The poet ... I don't know what I can say that has not been said by the best critics in a hundred variations. Derek fully claimed - owned - his place of origin and, from its images and speech-cadences, created his own poetic idiom. His lines are utterly distinct from the lines of any other poets. They are sea-haunted, never losing the pulse of long waves; they memorialize the life of place. Mainly St. Lucia, but other places, too - England, Italy, America ... One of Derek's first celebrants, poet Robert Graves, wrote early on that he "handles English with a closer understanding of its inner magic than most, if not any, of his contemporaries." I understand that "inner magic" to be its music, and reading this I can't but remember Derek in that upstairs room insisting that we all enunciate words of the old song "Shenandoah," counting out its perfections line by line.
He was not, in the orthodox sense, a man for the classroom. He used no comprehensive syllabus, had no interest in laying out the standard takes on any poets. Like his friend Brodsky, Derek proceeded by way of an impulsive-seeming intuition, taking off from whatever happened to catch him - a student's poem, a classic - tracking rhythm, sound, and image, repeating and repeating, slowing things down to make sure we understood their sources in the body. He did the count, the beat, be it Tom O' Bedlam's "From the hag and hungry goblin / that into rags would rend ye" or Hart Crane's "How many dawns, chill from his rippling rest" - and each time Derek would show himself bedazzled anew as he underscored the emphases. His delight was a big part of his instruction.
Years passed and as time went on we all saw less of Derek. His Nobel Prize brought fame and travels and other teaching; he returned more often to Saint Lucia; his health began to decline. Still, now and again he would show up in his old haunts. I had what felt like a body shock one afternoon. I had taken the elevator to the fourth floor to pick up our AGNI mail, and when I turned back into the corridor, Derek was standing there. I hadn't set eyes on him for several years and right away I sensed a change, a new distance. I didn't presume much more than a nod and a greeting. He nodded back, friendly but not forthcoming. The man looked deeply tired. We passed those few seconds riding down together in an awkward silence. I suddenly recalled him telling a story at a party about being in an elevator in London and realizing that the man next to him was none other than Laurence Olivier. Well, I was not Olivier, but he knew me. I had written about his work - twice glowingly, then once with a few reservations. Was he remembering that last review? How egotistical of me to suppose I was in his thoughts at all just then.
Many of us knew for some time that Derek's health was bad, worsening. When news came of his death, it was not a shock. The first report came via social media, and right away the airwaves - the cyber galleries - were crowded with images, quotes from his poems, reminiscences. The public homage from all quarters was intense. It seemed the whole world knew and loved the poet.
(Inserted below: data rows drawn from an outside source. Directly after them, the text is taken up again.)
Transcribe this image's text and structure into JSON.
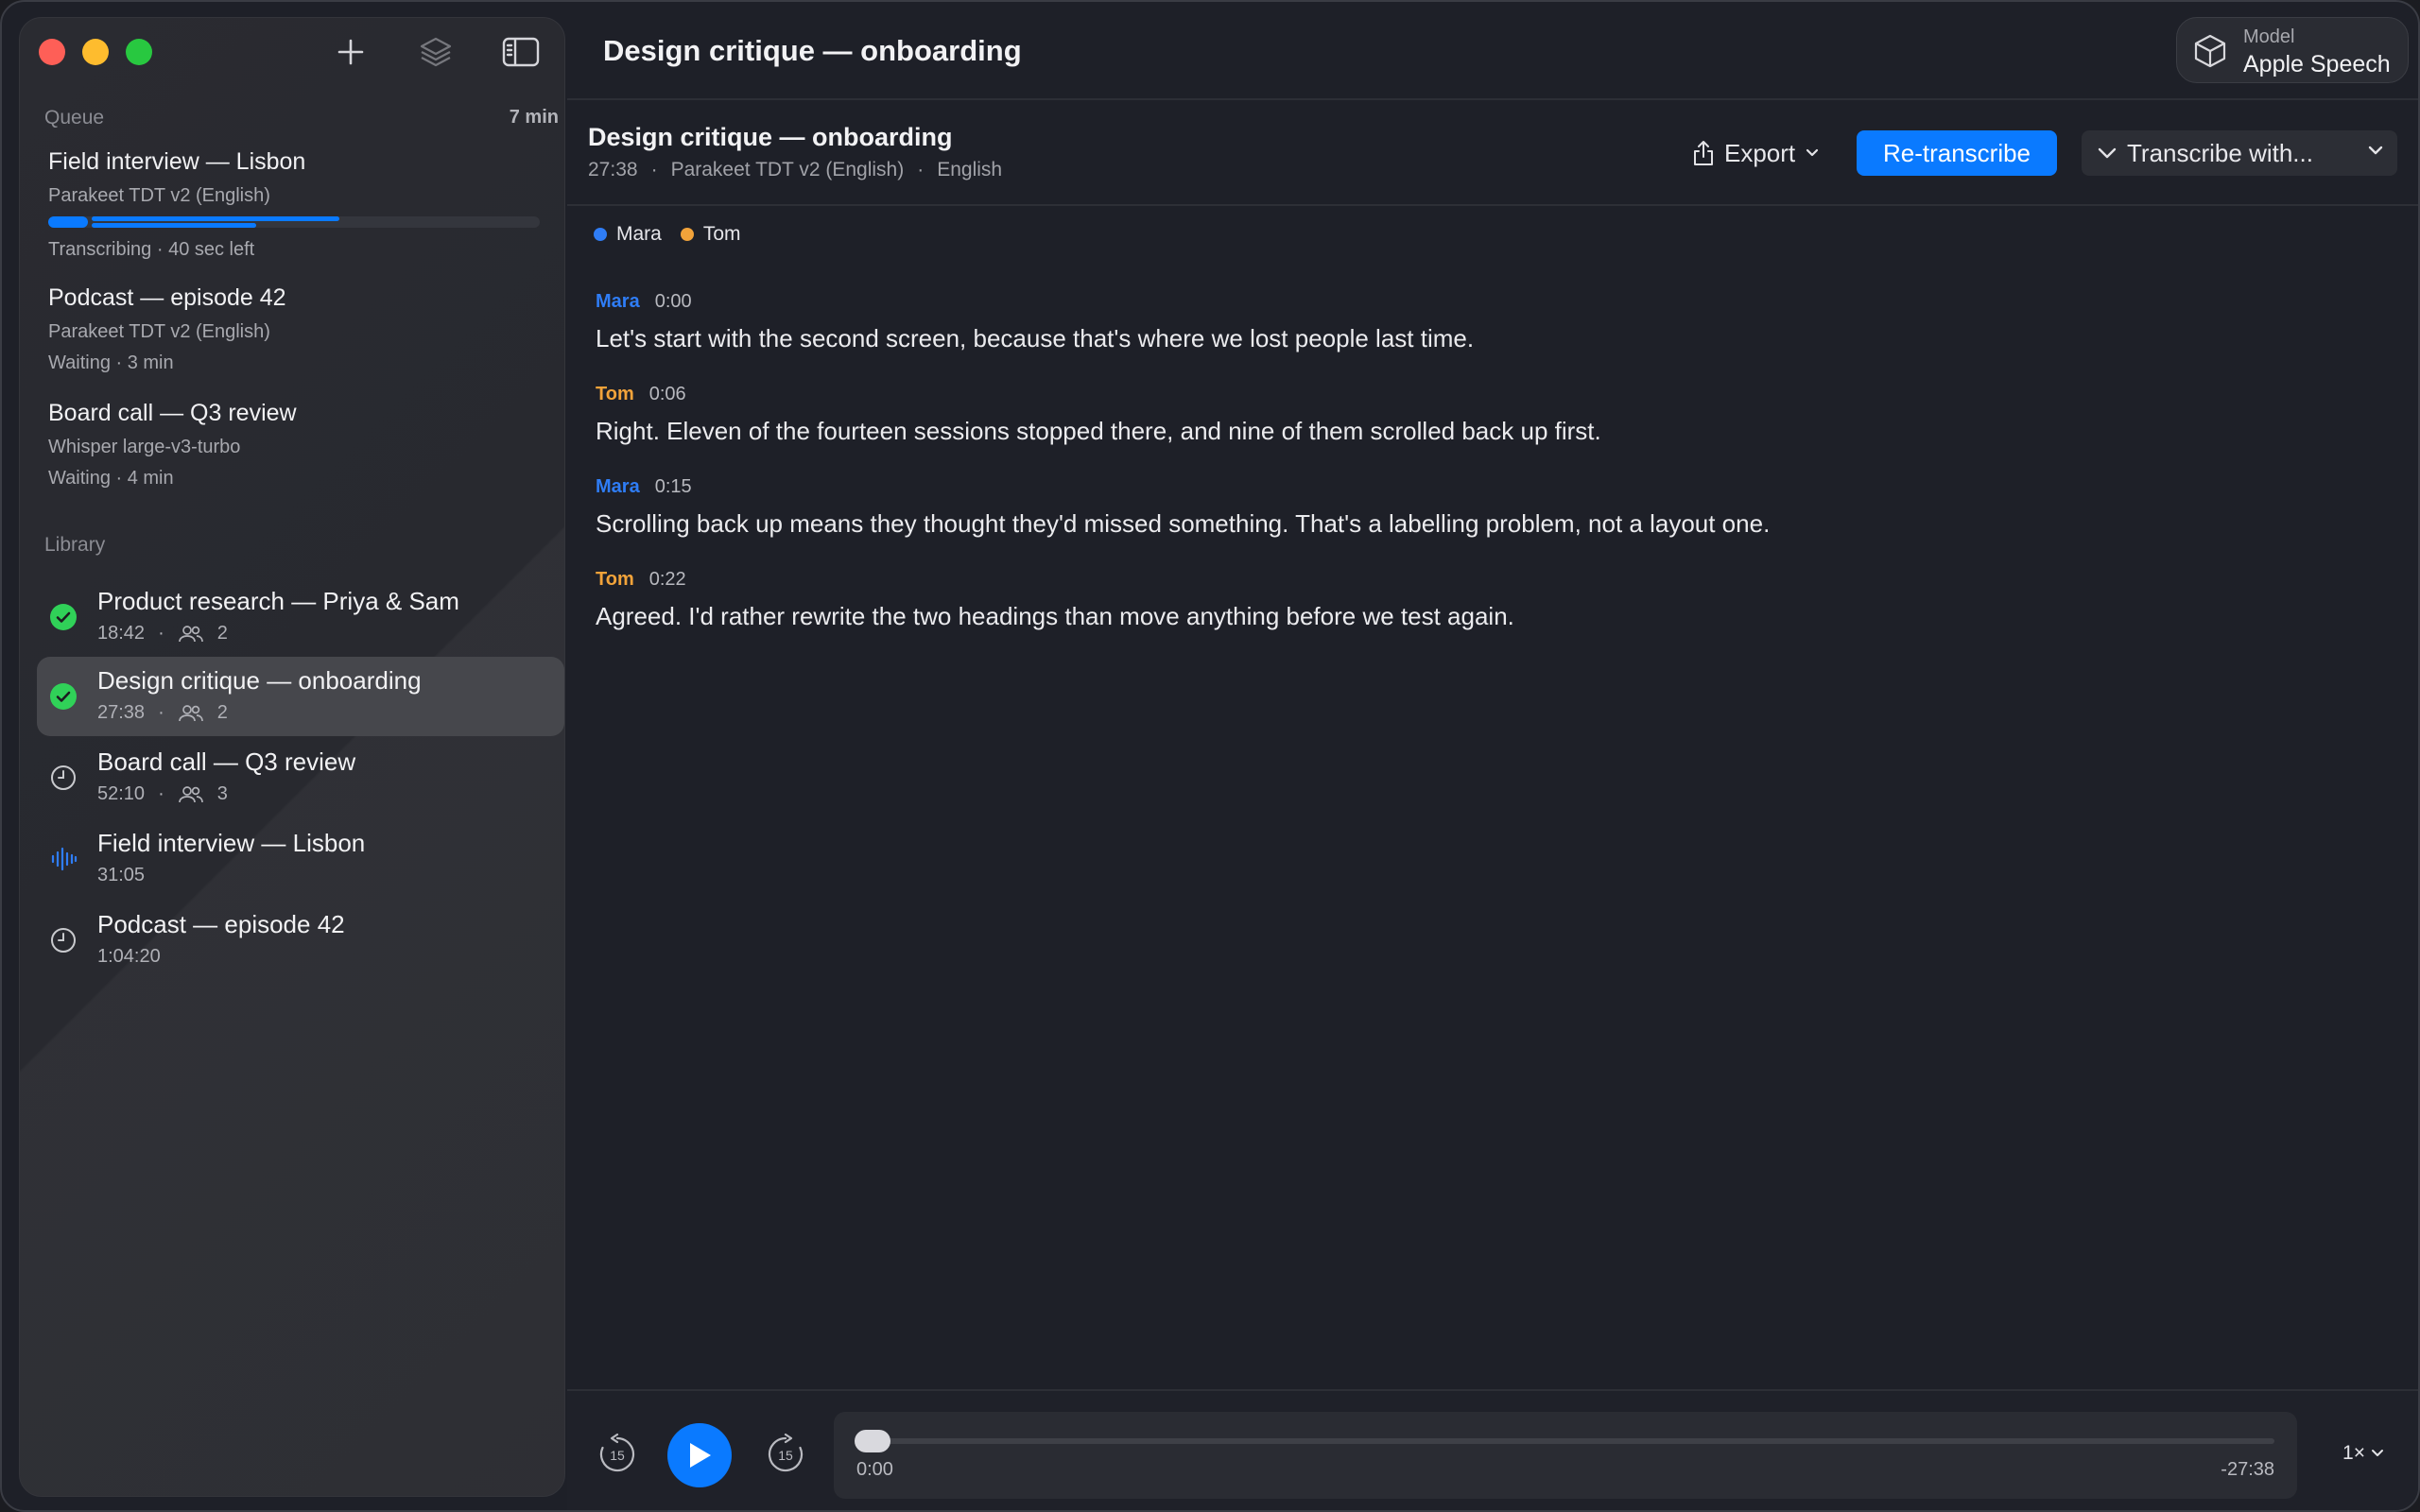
{
  "sidebar": {
    "queue": {
      "label": "Queue",
      "total": "7 min",
      "items": [
        {
          "title": "Field interview — Lisbon",
          "model": "Parakeet TDT v2 (English)",
          "status": "Transcribing · 40 sec left",
          "progress": 0.6
        },
        {
          "title": "Podcast — episode 42",
          "model": "Parakeet TDT v2 (English)",
          "status": "Waiting · 3 min"
        },
        {
          "title": "Board call — Q3 review",
          "model": "Whisper large-v3-turbo",
          "status": "Waiting · 4 min"
        }
      ]
    },
    "library": {
      "label": "Library",
      "items": [
        {
          "title": "Product research — Priya & Sam",
          "duration": "18:42",
          "sep": "·",
          "speakers": "2",
          "icon": "check-circle-icon"
        },
        {
          "title": "Design critique — onboarding",
          "duration": "27:38",
          "sep": "·",
          "speakers": "2",
          "icon": "check-circle-icon",
          "selected": true
        },
        {
          "title": "Board call — Q3 review",
          "duration": "52:10",
          "sep": "·",
          "speakers": "3",
          "icon": "clock-icon"
        },
        {
          "title": "Field interview — Lisbon",
          "duration": "31:05",
          "icon": "waveform-icon"
        },
        {
          "title": "Podcast — episode 42",
          "duration": "1:04:20",
          "icon": "clock-icon"
        }
      ]
    }
  },
  "header": {
    "title": "Design critique — onboarding",
    "model_label": "Model",
    "model_value": "Apple Speech"
  },
  "doc": {
    "title": "Design critique — onboarding",
    "duration": "27:38",
    "sep": "·",
    "model": "Parakeet TDT v2 (English)",
    "language": "English"
  },
  "actions": {
    "export": "Export",
    "retranscribe": "Re-transcribe",
    "transcribe_with": "Transcribe with..."
  },
  "speakers": [
    {
      "name": "Mara",
      "color": "#2f7df6"
    },
    {
      "name": "Tom",
      "color": "#f2a33a"
    }
  ],
  "transcript": [
    {
      "speaker": "Mara",
      "time": "0:00",
      "text": "Let's start with the second screen, because that's where we lost people last time."
    },
    {
      "speaker": "Tom",
      "time": "0:06",
      "text": "Right. Eleven of the fourteen sessions stopped there, and nine of them scrolled back up first."
    },
    {
      "speaker": "Mara",
      "time": "0:15",
      "text": "Scrolling back up means they thought they'd missed something. That's a labelling problem, not a layout one."
    },
    {
      "speaker": "Tom",
      "time": "0:22",
      "text": "Agreed. I'd rather rewrite the two headings than move anything before we test again."
    }
  ],
  "player": {
    "skip_seconds": "15",
    "current": "0:00",
    "remaining": "-27:38",
    "speed": "1×"
  },
  "colors": {
    "accent": "#0a7aff",
    "success": "#30d158",
    "mara": "#2f7df6",
    "tom": "#f2a33a"
  }
}
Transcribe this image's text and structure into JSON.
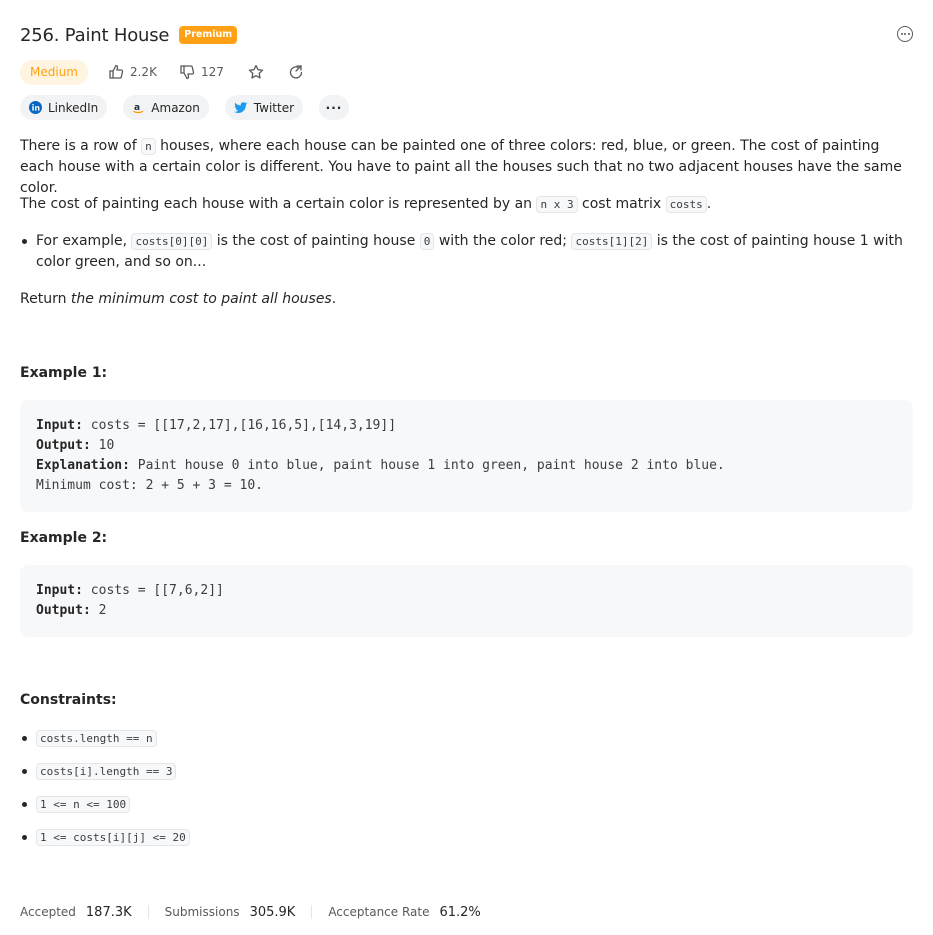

The adulation made it very hard to see the man I had known. But then - wonderfully, surprisingly - there were the lines and likenesses that registered, that threw open a door, put me in the presence, if only briefly, of our old friend. I recovered a taste of those nights - nights of irreverent hilarity, of jokes and jibes that can't be repeated here - and at the same time felt again the freshness and immense dignity of the work.
As he wrote in Omeros:
No man loses his shadow except it is in the night,
and even then his shadow is hidden, not lost. At the glow
of sunrise, he stands on his own name in that light.
Derek stands there now. We miss him.